9. GUA DAN PUISI TEKA-TEKI

316 11 0
                                    

***

Jantungku berdebar ganjil ketika senyum Suma Tikta terbit. Lesung pipit yang belum pernah kulihat sekonyong-konyong muncul di pipinya. Jangan salahkan aku karena baru tahu. Habis gimana yho? Lha dia lho jarang senyum?

Aku memalingkan wajahku sambil melipat bibirku dengan perasaan yang rumit. Duh, aku kenapa yho? Mules aku, mules.

Lalu, telingaku tahu-tahu dijewer pelan. Mataku pun tahu-tahu menatapnya tepat dengan segala ketidaksengajaan yang mengelilingi kami.

"Penakut." Dagu Suma Tikta terangkat sampai-sampai hidungnya terlihat lebih bangir dari biasanya.
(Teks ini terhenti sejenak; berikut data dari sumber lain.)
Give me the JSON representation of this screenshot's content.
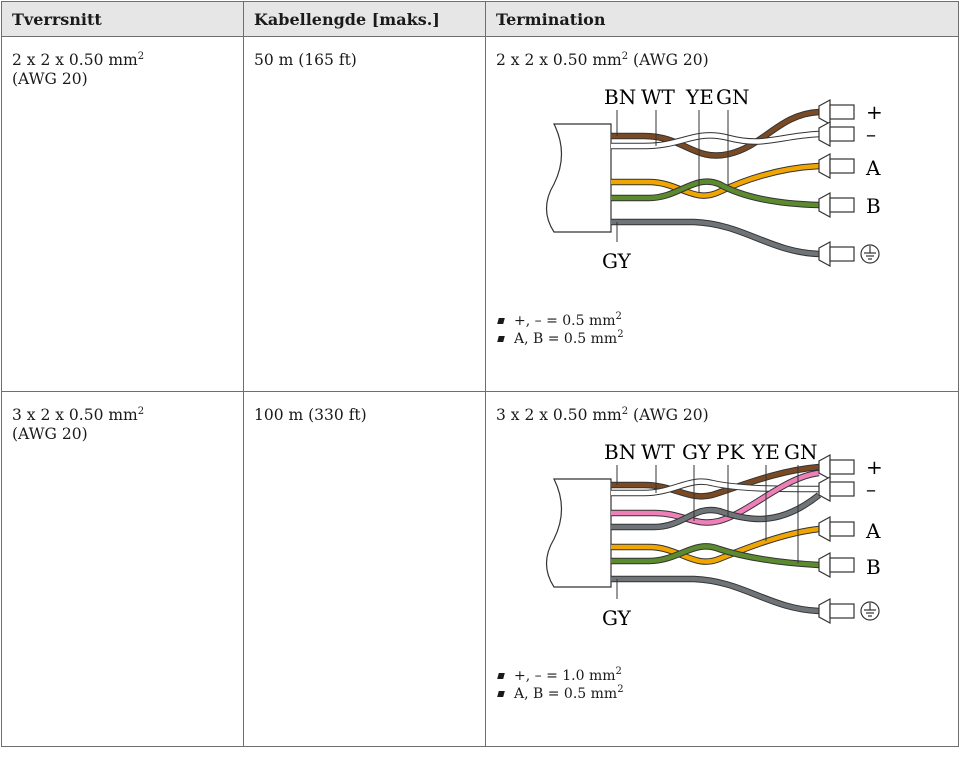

Sebelah alisnya dinaikkan.

"Masa Ndoro Pangeran ndak takut?" Aku memiringkan kepalaku supaya Suma Tikta peka, supaya tangannya itu ndak menjewer-jewer telingaku lagi. Kebiasaan dia.

"Ndak tuh? Memangnya kamu?" Dia memandangku dengan tatapan orang tinggi hati, "Sampai pucet gini," lalu menyentuh daguku.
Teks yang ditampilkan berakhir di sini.